Golf's great drawcard, however, said he had proved in the past how he can triumph in the face of adversity.

"I've been in circumstances like this before," Woods added. "In 2008, I had surgery after the US Masters at Augusta. The Sunday before the US Open, I didn't break 50 for nine holes and still I was able to win it in a play-off (with Rocco Mediate) with one ACL and a broken leg.

"I've proven I can do it. It's just a matter of giving myself the best chances this week, to miss in the correct spots, to be aggressive when I can, and obviously to hole putts.

"That's a recipe you find for every Major championship."

Woods's golfing mentor, his father Earl, died in the months leading up to the Hoylake event in 2006, and he said his tear-stained victory that week was extra special.

"That was a very emotional week," he said. "I pressed pretty hard at Augusta that year because it was the last time my dad was ever going to see me play in a Major championship.

"I came here and just felt at peace. On Sunday, I felt real calm out there. It was surreal at the time. I felt my dad was with me in that round," said Woods.

"I said it back then in 2006 that it was like having a 15th club in the bag." - Reuters.

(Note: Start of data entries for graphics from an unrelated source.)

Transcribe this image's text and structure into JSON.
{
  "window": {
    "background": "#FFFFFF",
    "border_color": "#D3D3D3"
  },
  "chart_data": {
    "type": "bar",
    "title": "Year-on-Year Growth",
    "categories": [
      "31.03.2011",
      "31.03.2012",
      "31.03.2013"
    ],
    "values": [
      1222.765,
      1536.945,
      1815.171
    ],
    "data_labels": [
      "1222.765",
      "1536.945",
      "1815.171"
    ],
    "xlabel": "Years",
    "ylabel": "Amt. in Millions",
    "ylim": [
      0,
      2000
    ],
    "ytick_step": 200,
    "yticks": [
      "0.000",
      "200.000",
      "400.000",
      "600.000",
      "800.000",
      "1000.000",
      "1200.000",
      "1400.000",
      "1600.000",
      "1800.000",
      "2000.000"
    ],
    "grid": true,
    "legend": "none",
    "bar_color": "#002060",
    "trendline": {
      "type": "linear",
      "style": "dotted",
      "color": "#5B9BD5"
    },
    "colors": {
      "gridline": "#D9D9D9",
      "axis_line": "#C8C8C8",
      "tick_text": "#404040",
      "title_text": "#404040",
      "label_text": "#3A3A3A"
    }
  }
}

I’ve proven I can do it. It’s just a matter of giving myself the best chances this week, to miss in the correct spots, to be aggressive when I can, and obviously to hole putts.

— World No. 7 Tiger Woods

McIlroy eyes Open glory

HOPEFUL: Rory McIlroy aims to tackle his tendency to struggle on Fridays in tournaments. PHOTO: REUTERS

Rory McIlroy believes the time is ripe for him this week at Royal Liverpool to finally play his best golf for the full four rounds at the British Open, after six years of frustration.

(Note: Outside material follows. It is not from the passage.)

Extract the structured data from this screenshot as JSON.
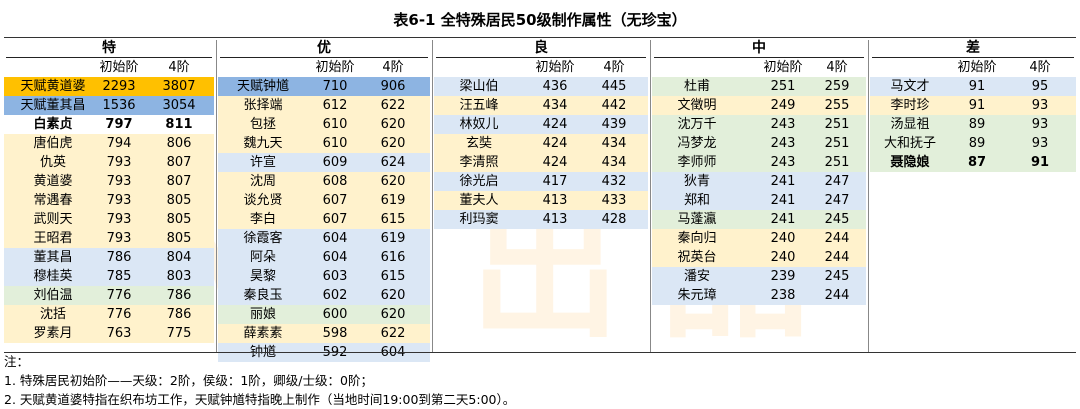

The 25-year-old Northern Irishman already has two Major wins under his belt - the 2011 US Open and the 2012 PGA Championship - but success at the two most vaunted Majors - the US Masters and the British Open - has remained elusive.

In the latter, he has only a tied-for-third to his credit at St Andrews in 2010, and his other performances were way below par, something McIlroy is fully aware of.

"The Open Championship is a tournament that's very important to me. And my record in it hasn't been as good as I'd like. I'd love to improve on that," said McIlroy yesterday.


"It would be very special. I remember growing up watching The Open on TV and watching (Nick) Faldo win.

"Watching a lot of The Opens growing up, and even going to a couple of them to watch when I was a kid - it's special.

"It's the only one played outside of the States, as well. And it's played on links. It's the oldest, and probably has the richest history of all of them.

"It would be great to put my name on the Claret Jug one day. If I was to win my third Major here, it would be the third leg of a career Grand Slam as well. Not many golfers have done that, either.

"So it would be special. It would be very important. Hopefully by the time I hang up my boots, I'd love to be able to get my name on that trophy."

To win his first Open title, McIlroy will have to kick an annoying habit - starting well and then struggling on Friday - a problem he is aware of and determined to set right.

"That's one that I'd like to try to stop this week," he said.

"I may be putting a bit too much pressure on myself, going out on Fridays and trying to back up a score.

"I have no problem shooting a low one on Thursday, there should be no reason I have any problem shooting a low one on Friday.

"I think I just got into my head. It's something that I need to go out and pretend like it's a Thursday again."

McIlroy will tee off tomorrow alongside Hideki Matsuyama of Japan and Jordan Spieth of the United States. - AFP.

Poulter fit to play in British Open

Europe's Ryder Cup hero Ian Poulter has received the all-clear on his damaged wrist, and will compete in this week's British Open at Royal Liverpool Golf Club.

The 38-year-old Englishman underwent an MRI scan in Leeds on Monday after being hurt in the Scottish Open at Royal Aberdeen last week.

"Great news with the wrist," Poulter said on his official Twitter account yesterday.

"On impact I've jarred it and an old ganglion cyst has shown itself.

"No tendon damage. Painkillers and crack on."

Poulter jarred his wrist on the 14th and 18th holes at Royal Aberdeen.

He missed the cut at the British Open warm-up event after rounds of 73 and 74 left him on 147, five over par. - Reuters.